Guevara’s confidence and trust in organizing for change is so contagious it echoes throughout the campus. Normally tabling across from Balzac’s on Gould Street, Guevara loves asking questions that other organizations aren’t. ‘What do you think of the students’ union? What about the strikes that are happening?’ The responses aren’t always positive, but Guevara is sure to stand her ground. If someone becomes aggressive, she’ll normally ask them to step away. “We’re not here to fight with people.”

Guevara joined on a volunteer basis—and even though she is no longer a student at TMU—she still keeps up and comes out to rally for Socialist Fightback. The group has ways that are different from those of the Mutual Market’s to organize and conduct outreach. Socialist Fightback frequently hosts reading groups on campus. Guevara says students and organizations get together to read and discuss Marxist theory, read the Communist Manifesto and others alike.

“I want [the Mutual Market] to survive,” Khvatov says. Looking down at their feet, they admit that finding funding, getting grants and delegating tasks for the Mutual Market is more complicated than they wished. 

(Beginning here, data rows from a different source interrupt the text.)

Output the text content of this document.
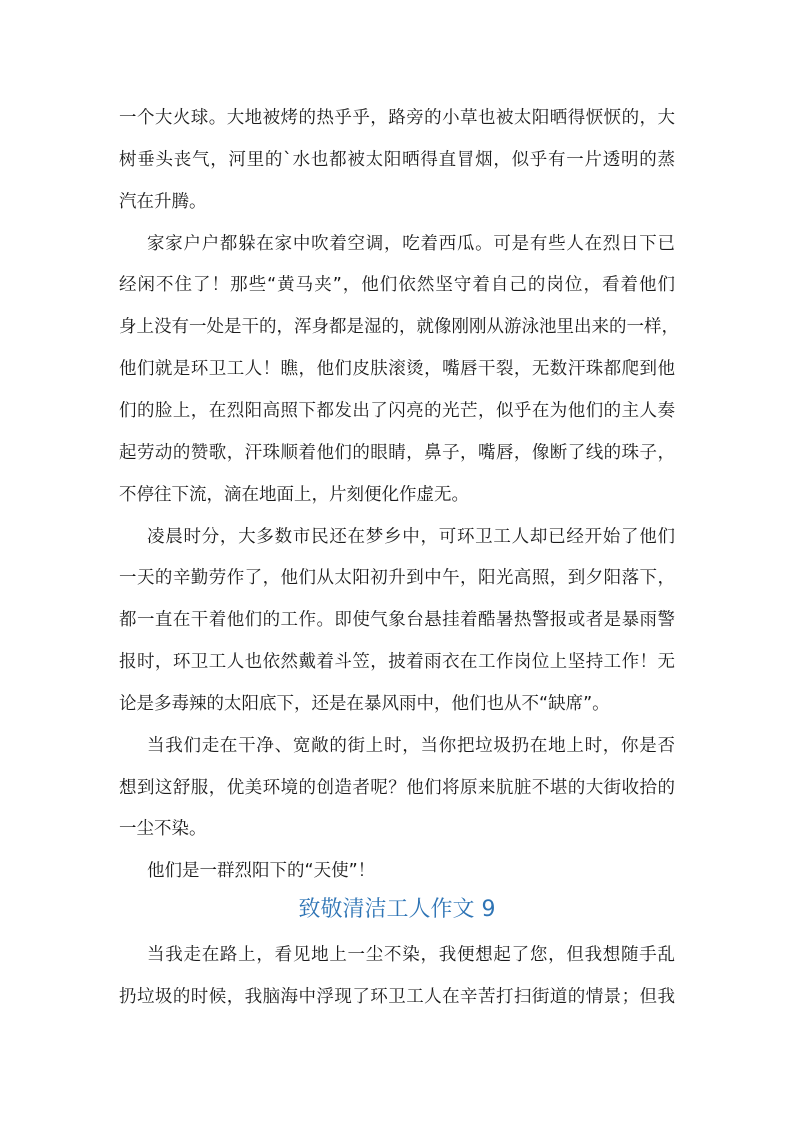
一个大火球。大地被烤的热乎乎，路旁的小草也被太阳晒得恹恹的，大
树垂头丧气，河里的`水也都被太阳晒得直冒烟，似乎有一片透明的蒸
汽在升腾。
家家户户都躲在家中吹着空调，吃着西瓜。可是有些人在烈日下已
经闲不住了！那些“黄马夹”，他们依然坚守着自己的岗位，看着他们
身上没有一处是干的，浑身都是湿的，就像刚刚从游泳池里出来的一样，
他们就是环卫工人！瞧，他们皮肤滚烫，嘴唇干裂，无数汗珠都爬到他
们的脸上，在烈阳高照下都发出了闪亮的光芒，似乎在为他们的主人奏
起劳动的赞歌，汗珠顺着他们的眼睛，鼻子，嘴唇，像断了线的珠子，
不停往下流，滴在地面上，片刻便化作虚无。
凌晨时分，大多数市民还在梦乡中，可环卫工人却已经开始了他们
一天的辛勤劳作了，他们从太阳初升到中午，阳光高照，到夕阳落下，
都一直在干着他们的工作。即使气象台悬挂着酷暑热警报或者是暴雨警
报时，环卫工人也依然戴着斗笠，披着雨衣在工作岗位上坚持工作！无
论是多毒辣的太阳底下，还是在暴风雨中，他们也从不“缺席”。
当我们走在干净、宽敞的街上时，当你把垃圾扔在地上时，你是否
想到这舒服，优美环境的创造者呢？他们将原来肮脏不堪的大街收拾的
一尘不染。
他们是一群烈阳下的“天使”！
致敬清洁工人作文 9
当我走在路上，看见地上一尘不染，我便想起了您，但我想随手乱
扔垃圾的时候，我脑海中浮现了环卫工人在辛苦打扫街道的情景；但我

“I end up doing a lot of the work,” says Khvatov. But they’re not alone in their efforts. Michael Jodah, the co-executive of Regenesis has made Khvatov’s dreams possible. 

Regenesis is a Canadian environmental organization that is involved with many different student initiatives around the country. Regenesis provides funding, an office space, education and encouragement to sustain the Mutual Market potentially past Khvatov’s graduation. 

Jodah has become one of Khvatov’s mentors throughout this journey. Not only does Regenesis provide help to the Mutual Market, but Jodah is also the co-founder and executive director of HOUSE Canada, an organization that advocates for affordable housing for students nationwide. Khvatov is involved in this project as well, although it is still underway, and says it requires immense planning.

“The idea of HOUSE was basically to help start non-profit housing at universities and colleges across Canada,” Jodah says. The project originally came out of Jodah’s master’s research on affordable housing and housing co-ops. Non-profit housing may seem impossible, especially with today’s housing market. Although it can be challenging, Jodah says it is possible. The process is ongoing and Jodah is still trying to acquire a building or land to start the project. These projects take time, sometimes years to get a kickstart, says Jodah.

For those who are looking to get involved like Khvatov, it is important to remember that the work they do is unlikely to bring change within their own generation, Jodah says. Really, this benefits the next generation of students. But Khvatov and Jodah are both content with knowing their work will still bring change and continue to develop and grow past their time. 

Whether students at TMU enjoy non-profit work or just want to meet new people, joining an organization is a great way to exercise their skills, learn something new and be part of the change they wish to see. Students can choose from many different groups and the university says it encourages people “to create an organization or club that matches their interests if they can’t find one.”

Finding courage and passion is the easy part.  Khvatov says the real work starts when they’re standing in their office, looking around at everything they’ve accomplished so far and continuing to work to create a better campus for us all. 

“Just do it,” they say with their voice filling the room. “Once people kind of see what you’re doing, that you’re an activist for them, then [they] might get caught by your vision.” 

*Correction: A previous version of this article contained some inaccurate information. The article has been updated since. The Eye regrets this error.